Toute la sacralité et la symbolique du Ramadan s'est manifestée dans
l'organisation d ?Iftars géants dans les rues de
plusieurs villes, relayés à leur tour par les réseaux sociaux et une bonne
partie de la presse nationale. Femmes et ripailles gargantuesques seront les
souvenirs de ce Ramadan 2018. Pour le coup, la symbolique nous est implacable: ventre et bas-ventre. Préoccupés par ces deux
besoins et instincts primaires de vie, le terrain du reste de la vie ouvrait
grand le portail aux prédateurs du pays: barons de la
drogue, spéculateurs du marché national, du grossiste au vendeur à la sauvette
sur un trottoir, agitateurs politiques d'occasion, prêcheurs obscurantistes
dans et en dehors des Maisons de Dieu...le pays entier livré au hasard en
attente du retour «légal» à la bouffe et aux vacances d'été qui suivent.
Farniente sans fin. Nous sommes dans le pays des merveilles où des femmes lui
ont sauvé l'honneur à des milliers de kilomètres plus loin dans un pays
africain, lorsque des hommes l'on attristé après un périple en Europe autant
par la prestation sur le terrain de jeu que par les disputes et les
effronteries de ceux qui les managent et entrainent. Le peuple a vu et jugé,
pouce vers le bas, unanimement l'équipe de football masculine et son entraineur
et a zappé celle féminine et son staff qui dansaient, seuls, à Addis-Abeba.

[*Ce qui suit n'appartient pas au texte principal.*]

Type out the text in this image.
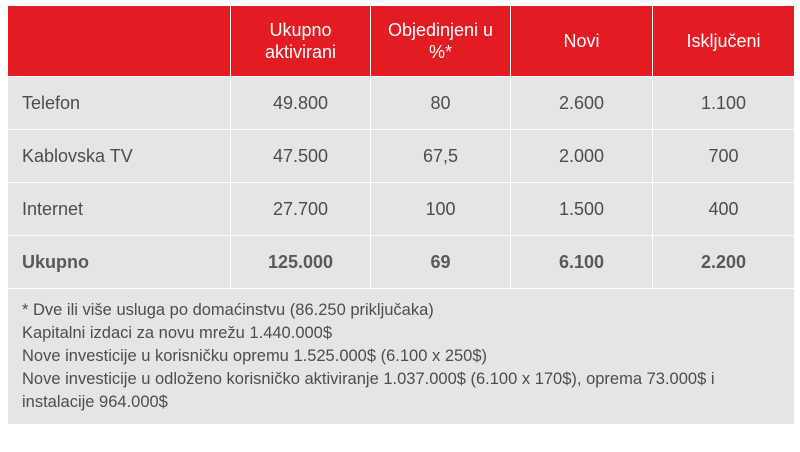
	Ukupno aktivirani	Objedinjeni u %*	Novi	Isključeni
Telefon	49.800	80	2.600	1.100
Kablovska TV	47.500	67,5	2.000	700
Internet	27.700	100	1.500	400
Ukupno	125.000	69	6.100	2.200

* Dve ili više usluga po domaćinstvu (86.250 priključaka)

Kapitalni izdaci za novu mrežu 1.440.000$

Nove investicije u korisničku opremu 1.525.000$ (6.100 x 250$)

Nove investicije u odloženo korisničko aktiviranje 1.037.000$ (6.100 x 170$), oprema 73.000$ i instalacije 964.000$
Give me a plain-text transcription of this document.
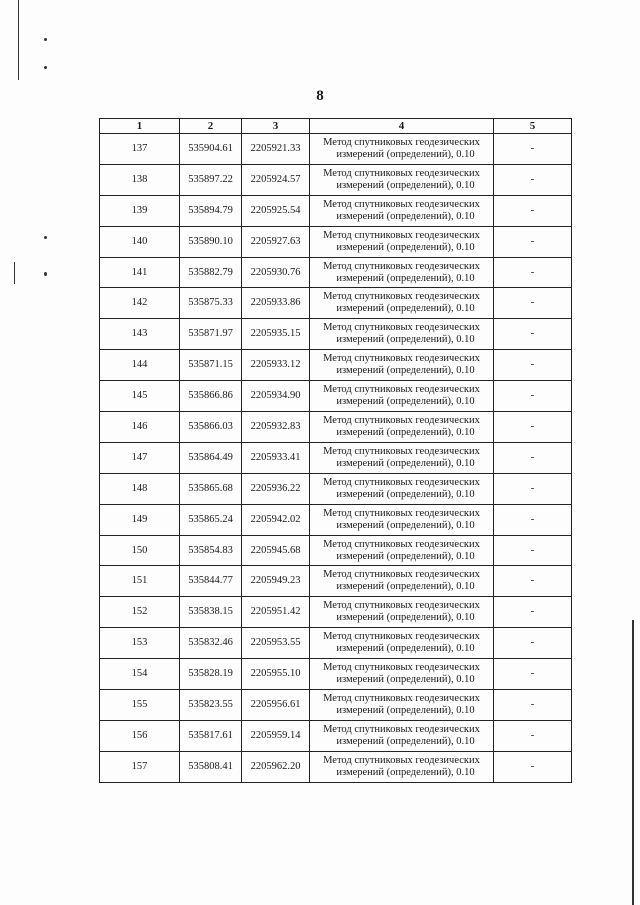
8
1	2	3	4	5
137	535904.61	2205921.33	Метод спутниковых геодезических
измерений (определений), 0.10	-
138	535897.22	2205924.57	Метод спутниковых геодезических
измерений (определений), 0.10	-
139	535894.79	2205925.54	Метод спутниковых геодезических
измерений (определений), 0.10	-
140	535890.10	2205927.63	Метод спутниковых геодезических
измерений (определений), 0.10	-
141	535882.79	2205930.76	Метод спутниковых геодезических
измерений (определений), 0.10	-
142	535875.33	2205933.86	Метод спутниковых геодезических
измерений (определений), 0.10	-
143	535871.97	2205935.15	Метод спутниковых геодезических
измерений (определений), 0.10	-
144	535871.15	2205933.12	Метод спутниковых геодезических
измерений (определений), 0.10	-
145	535866.86	2205934.90	Метод спутниковых геодезических
измерений (определений), 0.10	-
146	535866.03	2205932.83	Метод спутниковых геодезических
измерений (определений), 0.10	-
147	535864.49	2205933.41	Метод спутниковых геодезических
измерений (определений), 0.10	-
148	535865.68	2205936.22	Метод спутниковых геодезических
измерений (определений), 0.10	-
149	535865.24	2205942.02	Метод спутниковых геодезических
измерений (определений), 0.10	-
150	535854.83	2205945.68	Метод спутниковых геодезических
измерений (определений), 0.10	-
151	535844.77	2205949.23	Метод спутниковых геодезических
измерений (определений), 0.10	-
152	535838.15	2205951.42	Метод спутниковых геодезических
измерений (определений), 0.10	-
153	535832.46	2205953.55	Метод спутниковых геодезических
измерений (определений), 0.10	-
154	535828.19	2205955.10	Метод спутниковых геодезических
измерений (определений), 0.10	-
155	535823.55	2205956.61	Метод спутниковых геодезических
измерений (определений), 0.10	-
156	535817.61	2205959.14	Метод спутниковых геодезических
измерений (определений), 0.10	-
157	535808.41	2205962.20	Метод спутниковых геодезических
измерений (определений), 0.10	-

Paradoxe dans la pensée et le comportement: on ignore
celle qui nous honore et nous grandit sur un terrain africain, et on s'inquiète
pour celui qui nous défait et nous humilie sur un autre terrain en Europe.
Reproduction du rapport homme- femme ou de manière plus appropriée à notre
«culture» du rapport de l'homme à la femme: même dans
l'échec, il est au dessus, capte l'attention et reste
«l'Homme». Elle reste en dessous, «Femme», même dans le succès. Qu'il soit
sportif, social, économique ou politique, le succès de la femme fouette
l'orgueil et la vanité de l'homme en général et révolte ceux qui ont décidé de
décider, ici sur terre, sur nos destinations sous terre et dans le ciel, en
enfer ou au paradis. Paradoxe de la pensée et du comportement : l'Algérien
chérit sa maman, sa sœur, sa fille, sa grand-mère, sa tante, sa petite-fille..toute femme de son
sang et se méfie, surveille, accuse toute autre femme ou fille hors de sa
progéniture et sa filiation sanguine. Les premières font partie de son corps et
les autres lui sont étrangères. Et c'est comme ça dans cette immense foule
nationale. Du coup, la rue et l'espace public deviennent un entrejeu ou l'enjeu
principal reste «cette femme» qui nous déroute, nous attire, nous révulse, nous
réconforte..nous fascine. On
ne sait plus. Et quand on ne sait pas , on craint, on
s'inquiète, s'interroge...on fuit même le succès quelle nous offre et l'honneur
qu'elle sauve dans et hors du pays. Paradoxe de la pensée et du comportement: le pays entier commémore la bravoure et la
mémoire de Hassiba Benbouali,
des soeurs Bedj, de Ourida Meddad, des Bouaatoura, de et de ...jusqu'au plus lointain dans notre
histoire de Fatma N'soumer, de la Kahina... et ignore
oublie celles qui aujourd'hui travaillent, inventent, aident, sauvent, gagnent,
l'honorent. Le pays oublie par dessus tout que son
propre nom est féminin: Algérie! En français, arabe , anglais ou toute autre langue « Algérie» est un nom
féminin. La pays porte son nom pour l'éternité. Et
cela, rien ne pourra le changer. Ni notre ingratitude envers « la Femme», ni notre
vanité misogyne, phallocrate et imbécile, ni les prêches et obscurs discours
d'islamistes ténébreux et ignorants. «L'avenir de l'homme est la femme, elle
est la couleur de son âme, elle est sa rumeur et son bruit, et sans elle il
n'est qu'un blasphème» écrivait le poète Louis Aragon au milieu du siècle
dernier. Trêve de blasphème et fêtons l'Algérie au féminin pluriel pour ne pas
hypothéquer notre avenir. Pour nous avoir consolés de l'échec de nos hommes à
Alger, Porto et ailleurs en hissant le drapeau national en Afrique, pour avoir
veiller nuit et jour sur notre enfance, pour tout ce que vous endurez sous le
regard agressif de frustrés dans la rue, sur la plage ou sur l'écran d'une
télé, nos remerciements et notre reconnaissance pour le nom que vous nous
faîtes porter avec fierté: Algérie! Bonne fête de l'Aïd Mesdames et à vos
prochaines conquêtes et victoires.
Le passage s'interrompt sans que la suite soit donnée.